At the budo, or martial arts, tournament and exhibition at Tokyo’s Meiji Shrine a few weeks ago I saw this wonderful performance of Yabusame or mounted horse archery. I have written previously about the glory of Yabusame (I am completely in love with this sport) so if you are interested in the details of the sport head over to that post from 2011. This year’s Yabusame at Meiji Shrine was slightly unusual due to the high number of very talented female archers. You could tell from the excited reactions of the audience when they were being introduced that female archers make a wildly popular sport even more popular! The biggest drawback with Yabusame is that it is a very audience unfriendly sport. For the effort involved in setting things up and the costs involved, very few people can actually see it and the most devoted audience members had already staked out their spots on the grass 5-6 hours before the event even started! The action is also very rapid – the announcer will announce that an archer has left the staging area on the left, you hear the thunder of the hooves and in a split second the horse thunders past you – a cheer from the crowd if there is a hit, once, twice, maybe three times. It is all over very quickly and if you lose you concentration you might miss the best bit. I was plonked firmly at the front end of the audience section, wedged between two other photographers so I go to see the horses right the moment before had reached full speed, but even with my fast camera I missed many passes. Still, there is no sport on Earth like Yabusame and it’s an incredible rush to be within touching distance of horse and rider thundering past!

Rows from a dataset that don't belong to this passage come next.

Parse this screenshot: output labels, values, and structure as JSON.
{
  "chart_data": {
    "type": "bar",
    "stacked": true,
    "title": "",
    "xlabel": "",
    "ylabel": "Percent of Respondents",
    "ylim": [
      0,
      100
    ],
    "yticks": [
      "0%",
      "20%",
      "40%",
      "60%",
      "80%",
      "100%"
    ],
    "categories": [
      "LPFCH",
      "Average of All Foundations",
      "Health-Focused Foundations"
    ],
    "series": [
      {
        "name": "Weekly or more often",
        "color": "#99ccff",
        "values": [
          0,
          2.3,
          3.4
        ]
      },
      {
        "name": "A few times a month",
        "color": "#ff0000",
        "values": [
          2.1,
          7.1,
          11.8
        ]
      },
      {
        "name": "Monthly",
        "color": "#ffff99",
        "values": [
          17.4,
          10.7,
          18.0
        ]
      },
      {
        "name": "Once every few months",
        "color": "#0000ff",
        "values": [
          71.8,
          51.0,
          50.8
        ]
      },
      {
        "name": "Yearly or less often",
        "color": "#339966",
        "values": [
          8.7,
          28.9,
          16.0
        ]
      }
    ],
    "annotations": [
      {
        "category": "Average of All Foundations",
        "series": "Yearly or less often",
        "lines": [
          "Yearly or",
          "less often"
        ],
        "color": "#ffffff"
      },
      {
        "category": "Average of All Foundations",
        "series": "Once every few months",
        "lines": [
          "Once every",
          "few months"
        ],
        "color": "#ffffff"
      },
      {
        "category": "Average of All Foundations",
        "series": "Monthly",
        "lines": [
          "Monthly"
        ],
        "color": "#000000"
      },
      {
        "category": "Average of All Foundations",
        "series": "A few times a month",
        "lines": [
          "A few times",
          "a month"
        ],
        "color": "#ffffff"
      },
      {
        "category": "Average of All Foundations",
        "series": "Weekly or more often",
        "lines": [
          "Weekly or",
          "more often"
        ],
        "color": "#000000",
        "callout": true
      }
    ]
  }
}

At last weeks budo tournament in Tokyo’s Meijijingu grand shrine I saw this procession of archers making their way from the shrine ceremony to the archery, kyudo, range or dojo. There had been a big tournament and hundreds of archers had been ranked and tested. Unfortunately as much as I wanted I wasn’t able to gain access to the archery range itself. Maybe next year! They are wearing ceremonial clothes and carrying shrine ornaments and holy bows. Of course I couldn’t help myself from taking snapping a photo of a little boy eager to test his running skills next to the procession. Don’t worry, his mother was right behind him!
At the ancient martial arts festival in Tokyo’s Meijijingu Shrine yesterday I saw many more variations of Kobudo than I have ever seen in my life. The Kobudo is the ancient form of ordinary Budo, which includes modern Karate, Kendo, Judo, Aikido, Kyudo etc., which is called Shinbudo or Gendaibudo or just Budo. All of the Kobudo predate 1868 and are generally fiercer more combat-like with the express purpose of actually winning a battle, hence the sometimes sneaky methods like throwing a knife before drawing your sword to engage the enemy, or female combatants using weighted chains to ensnare enemy warriors. But the most photogenic weapons is as always the Japanese sword, the katana. Here are some of the participants demonstrating cutting techniques on rolled up mats. I am not very good at kobudo or budo, but I am sure someone would be able identify the particular school or technique they are using from just seeing these photos.